Tomorrow Is the Holiday Every Single Person Has Been Waiting For

Impact

Valentine's Day has met its match.

The biggest shopping day of the year is Singles Day, and it's an annual boon to China's retail industry. An anti-Valentine's Day in sentiment, Singles Day, celebrated in China on Nov. 11, has morphed into a Chinese Cyber Monday on steroids, particularly for online giant Alibaba.

Turns out magic can happen when you combine a passionate customer base of singletons and a lust for online sales: Business Insider reports that the holiday brought in $5.8 billion for Alibaba last year, a jump from $3.1 billion in 2012. To put that sum in context, Americans spent $1.7 billion on Cyber Monday last year.

Like so many holiday shopping events, Singles Day (Guanggun Jie in Chinese) didn't start out with any commercial aspects. The Financial Times explains that the day was founded by a group of university students in China in 1993, playing off the imagery of "11.11" — guanggun means "lone stick" in Chinese.

But starting in 2009, Alibaba brilliantly encouraged its merchants to use Nov. 11 to market to singles, urging non-married shoppers to splurge on themselves with celebratory one-day sales. The potential pool of single customers was and remains huge: Due to a combination of demographic factors, including China's famous one-child policy, China is overflowing with singles, especially men. It's projected that by 2030, 25% of Chinese men in their late 30s will have never been married. 

Those unmarried young people are eager to shop. Thanks to Alibaba, Singles Day has become the world's biggest online shopping event (as measured by sales) — in other words, a shopping holiday American retailers are probably kicking themselves for not having thought of first. 

Though not nearly as big as Cyber Monday, Valentine's Day is a retail event, with big stores like Macy's reporting annual boosts from February holiday sales.
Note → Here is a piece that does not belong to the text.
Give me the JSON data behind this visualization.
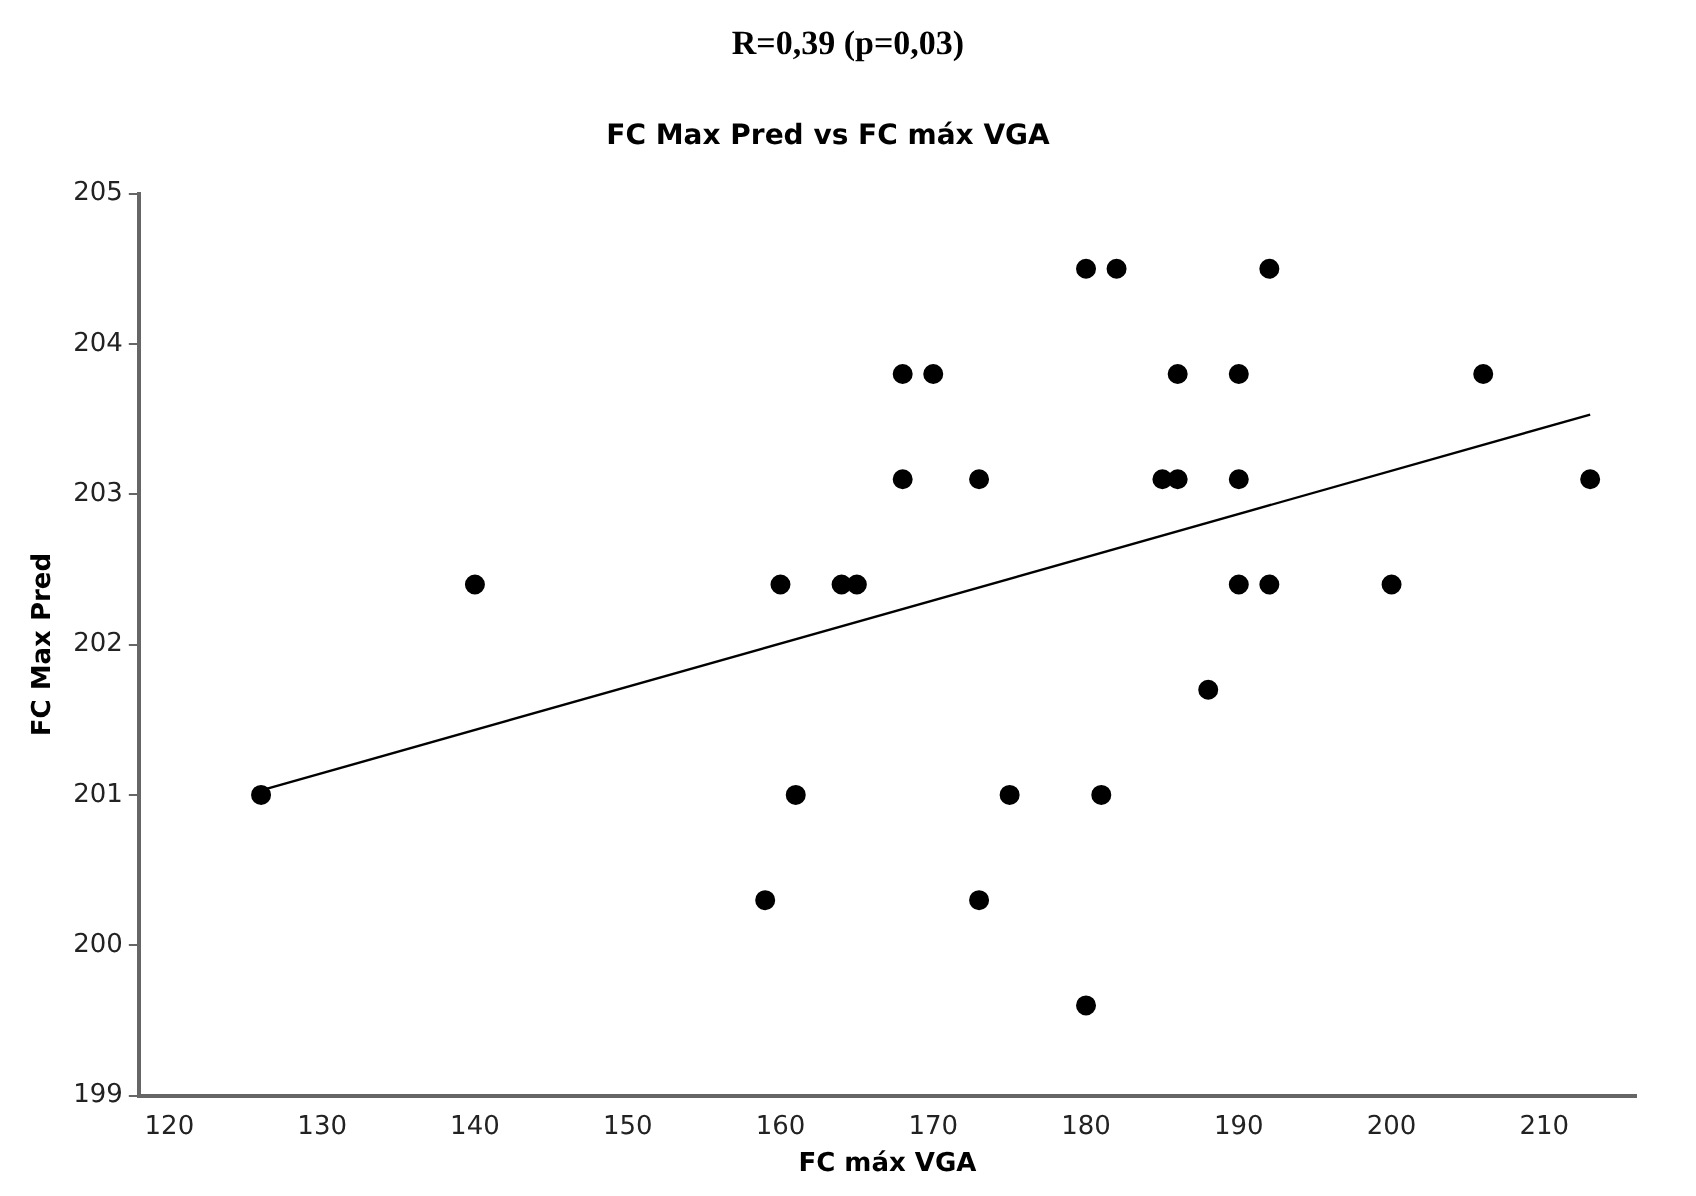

But for all the brisk chocolate and flower sales, Valentine's Day is also always accompanied by grumbling (most of it lighthearted) from America's single population, who are obviously neglected by stores' heart-filled, pink-coated strategies. Sure, there are some gifts singles can give themselves; but for the most part, American retailers have largely forgotten about the 124.6 million Americans (about half the adult population) who are single.

Which is a damn shame. We'd totally be willing to ditch Valentine's Day (and Cyber Monday, for that matter) to shop in honor of a day dedicated to singles. We bet the chocolate sales would be through the roof. 

Luckily, given the American corporate world's obsession with Alibaba, we doubt Singles Day sales in America are far off.